Vedere i ragazzi dell’ITIS Alessandro Volta — di recente citato su CheFuturo! tra gli esempi di scuola virtuosa — presentare la loro app InUmbria alla conferenza stampa del portale dati.umbria.it per me è stato motivo di soddisfazione. I ragazzi sono riusciti in quello che ci eravamo prefissati di fare solo qualche settimana prima, hanno imparato dall’esperienza e io ho imparato qualcosa da loro. Inoltre è stata una prova che il modello adottato funziona, e che il digitale e gli open data possono aprire con estrema facilità spazi sul piano didattico e professionale.

Sono Tommaso, ho 26 anni, una laurea in Ingegneria informatica e lavoro da più di un anno per l’Università, in un progetto della Regione sull’Agenda digitale dell’Umbria. Nel tempo libero mi dedico anche allo sviluppo software, e tra le diverse attività faccio anche qualche app. Così, quando mi è stato detto che la Regione Umbria avrebbe ospitato degli studenti della scuola 2.0 per eccellenza della nostra regione, l’istituto ITIS A. Volta, e mi è stato chiesto: “cosa gli facciamo fare a questi ragazzi?” la mia risposta è stata ovvia: “creiamo un’app!”.

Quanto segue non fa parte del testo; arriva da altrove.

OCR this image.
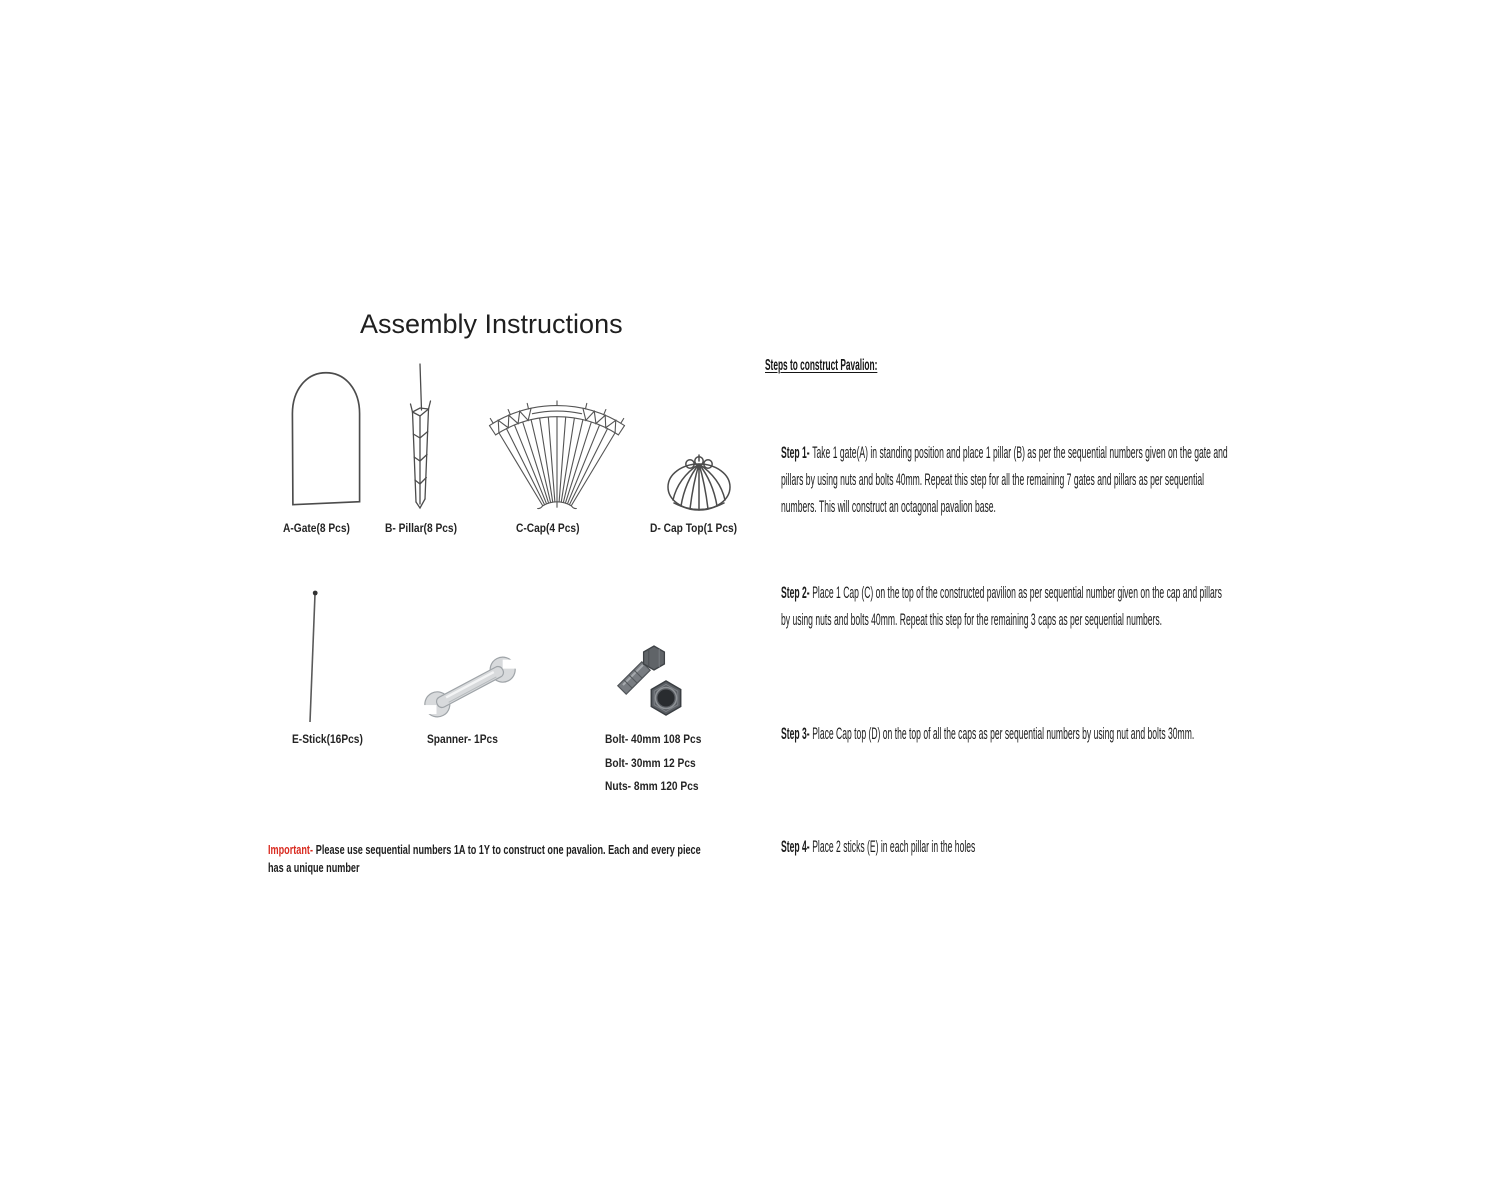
Assembly Instructions
A-Gate(8 Pcs)	B- Pillar(8 Pcs)	C-Cap(4 Pcs)	D- Cap Top(1 Pcs)
E-Stick(16Pcs)	Spanner- 1Pcs	Bolt- 40mm 108 Pcs
Bolt- 30mm 12 Pcs
Nuts- 8mm 120 Pcs
Important- Please use sequential numbers 1A to 1Y to construct one pavalion. Each and every piece has a unique number
Steps to construct Pavalion:
Step 1- Take 1 gate(A) in standing position and place 1 pillar (B) as per the sequential numbers given on the gate and pillars by using nuts and bolts 40mm. Repeat this step for all the remaining 7 gates and pillars as per sequential numbers. This will construct an octagonal pavalion base.
Step 2- Place 1 Cap (C) on the top of the constructed pavilion as per sequential number given on the cap and pillars by using nuts and bolts 40mm. Repeat this step for the remaining 3 caps as per sequential numbers.
Step 3- Place Cap top (D) on the top of all the caps as per sequential numbers by using nut and bolts 30mm.
Step 4- Place 2 sticks (E) in each pillar in the holes
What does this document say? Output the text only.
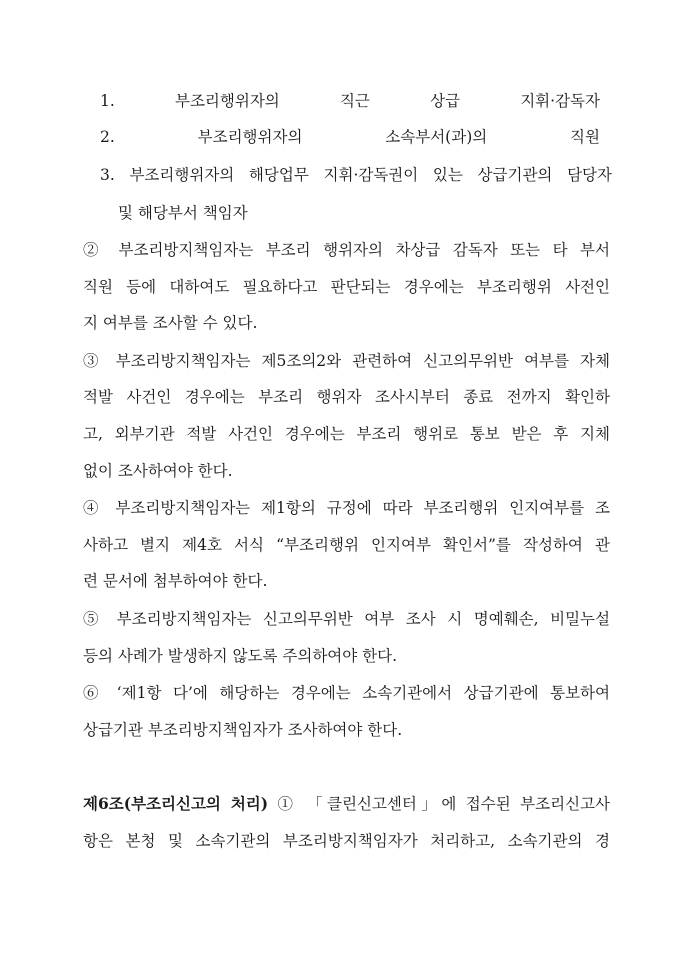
1. 부조리행위자의 직근 상급 지휘·감독자
2. 부조리행위자의 소속부서(과)의 직원
3. 부조리행위자의 해당업무 지휘·감독권이 있는 상급기관의 담당자
및 해당부서 책임자
② 부조리방지책임자는 부조리 행위자의 차상급 감독자 또는 타 부서
직원 등에 대하여도 필요하다고 판단되는 경우에는 부조리행위 사전인
지 여부를 조사할 수 있다.
③ 부조리방지책임자는 제5조의2와 관련하여 신고의무위반 여부를 자체
적발 사건인 경우에는 부조리 행위자 조사시부터 종료 전까지 확인하
고, 외부기관 적발 사건인 경우에는 부조리 행위로 통보 받은 후 지체
없이 조사하여야 한다.
④ 부조리방지책임자는 제1항의 규정에 따라 부조리행위 인지여부를 조
사하고 별지 제4호 서식 “부조리행위 인지여부 확인서”를 작성하여 관
련 문서에 첨부하여야 한다.
⑤ 부조리방지책임자는 신고의무위반 여부 조사 시 명예훼손, 비밀누설
등의 사례가 발생하지 않도록 주의하여야 한다.
⑥ ‘제1항 다’에 해당하는 경우에는 소속기관에서 상급기관에 통보하여
상급기관 부조리방지책임자가 조사하여야 한다.
제6조(부조리신고의 처리) ① 「클린신고센터」에 접수된 부조리신고사
항은 본청 및 소속기관의 부조리방지책임자가 처리하고, 소속기관의 경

In quel periodo già stavamo lavorando da tempo alla pubblicazione degli open data, e avevamo più volte incontrato la difficoltà di far capire, sia all’interno, sia all’esterno, l’utilità di aprire i dati. Da queste esigenze è venuta l’idea: se avessimo dimostrato come possono essere usati gli open data, magari da una scuola, avremmo avuto degli strumenti per comunicare più efficacemente anche qual è il ruolo dei dati aperti.

La scelta è ricaduta sui luoghi della cultura, sia perché si tratta di un dataset interessante, sia perché può avere una vera applicazione pratica. I ragazzi hanno risposto alla nostra proposta con entusiasmo: avevano scaricato migliaia di app ma non ne avevano mai fatta una, avevano studiato i linguaggi e le tecniche di programmazione, ma metterle in pratica era un’altra cosa. Le difficoltà sono state molte, dall’imparare a utilizzare i costrutti studiati a lezione, all’elaborare i dati grezzi, dall’ideare una grafica accattivante al problema dell’ultimo minuto: “e adesso che nome gli diamo?!”.

L’aspetto per me più istruttivo è stato forse vedere l’impegno con cui hanno affrontati tutti questi problemi in breve tempo, raccogliendo le sfide man mano che si presentavano e vivendole con entusiasmo. E, naturalmente, il risultato di questi sforzi ora è disponibile a tutti.